One bear was chasing the other. They did not appear to be playing. We jumped up, and I waved my arms and yelled. The first bear never slowed down, but veered slightly to our right, and ran by us. It ran between the house and the car which was parked in the driveway, and disappeared into the woods below the driveway headed toward Greystone Drive. The second bear stopped on our lawn, looked at us for a few seconds, then turned around and walked back into the woods from where it had come.
The photo at the top of this post shows the second bear. The photo below shows where the first bear ran between the house and the car.
Both photos were taken from our back deck where we were sitting. The first bear ran within 24 feet of us. The second bear stopped 110 feet away. It is 190 feet from where we were sitting to the edge of the woods where the bears emerged.

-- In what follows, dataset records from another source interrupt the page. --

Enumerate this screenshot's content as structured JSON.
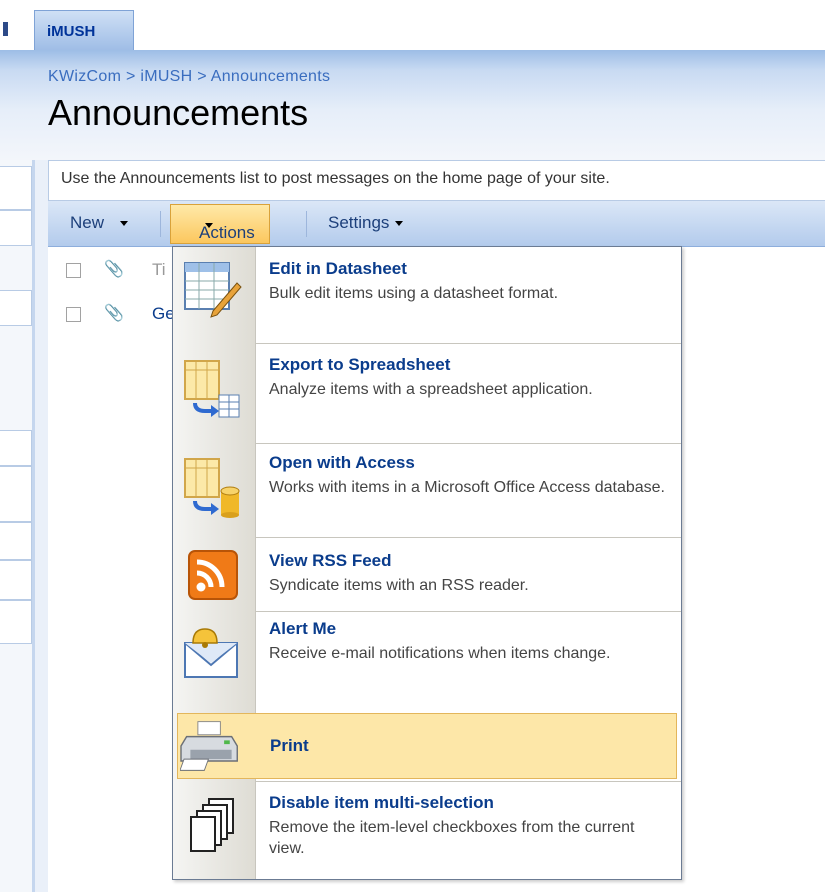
{
  "site_tab": {
    "label": "iMUSH"
  },
  "breadcrumb": "KWizCom > iMUSH > Announcements",
  "page_title": "Announcements",
  "description": "Use the Announcements list to post messages on the home page of your site.",
  "toolbar": {
    "new_label": "New",
    "actions_label": "Actions",
    "settings_label": "Settings"
  },
  "list": {
    "header_title": "Ti",
    "first_row_title": "Ge"
  },
  "actions_menu": {
    "items": [
      {
        "title": "Edit in Datasheet",
        "desc": "Bulk edit items using a datasheet format.",
        "icon": "datasheet-icon"
      },
      {
        "title": "Export to Spreadsheet",
        "desc": "Analyze items with a spreadsheet application.",
        "icon": "spreadsheet-icon"
      },
      {
        "title": "Open with Access",
        "desc": "Works with items in a Microsoft Office Access database.",
        "icon": "access-icon"
      },
      {
        "title": "View RSS Feed",
        "desc": "Syndicate items with an RSS reader.",
        "icon": "rss-icon"
      },
      {
        "title": "Alert Me",
        "desc": "Receive e-mail notifications when items change.",
        "icon": "alert-icon"
      },
      {
        "title": "Print",
        "desc": "",
        "icon": "printer-icon"
      },
      {
        "title": "Disable item multi-selection",
        "desc": "Remove the item-level checkboxes from the current view.",
        "icon": "pages-icon"
      }
    ]
  },
  "colors": {
    "accent": "#0a3c8c",
    "highlight": "#fde7a8"
  }
}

Bear sightings have become more common in recent years. Towns in Vermont have a social media platform called Front Porch Forum. In my town of Cambridge, people have posted on Front Porch Forum about bear sightings 14 times this summer.
In May the Cambridge selectboard saw a bear at a selectboard meeting! Granted, it was not a regular meeting at the town office. It was a special meeting, a site visit to inspect a road issue. We all saw a very large bear across a field about 300 yards away.
In June a bear visited the garage of our next door neighbor who took the following photo from her house:
These incidents are just the tip of the iceberg. Nearly everyone you meet in Vermont has a bear story, or several.
There have always been bears in Vermont, but not as many as today. I grew up in this town in the 1950s-1970s on a farm where I spent much time in the fields and woods. I started driving Vermont roads in the 1970s. Beginning in the 1980s I spent considerable time hiking and backpacking in Vermont's beautiful mountains. I did not see a bear in the wild in Vermont until I was middle-aged, perhaps around 2000 or later.
In recent years I have seen several bears, usually from a car while driving. Seeing two bears explode out of the woods in the middle of the day and run toward me while sitting on my own back deck was certainly a new experience!
Vermont's black bears have made a strong comeback. Their numbers are higher today than they have been in 200 years.
Living With Black Bears by the Vermont Fish & Wildlife Department
Bears Are Back by Jane Lindholm, "Vermont Edition" on Vermont Public Radio, July 3, 2019, audio, 9 minutes
If you are planning to visit the Green Mountain National Forest in southwestern Vermont, take note of this Food Storage Order issued on July 23, 2019 requiring approved storage of all food and food waste items because of bears.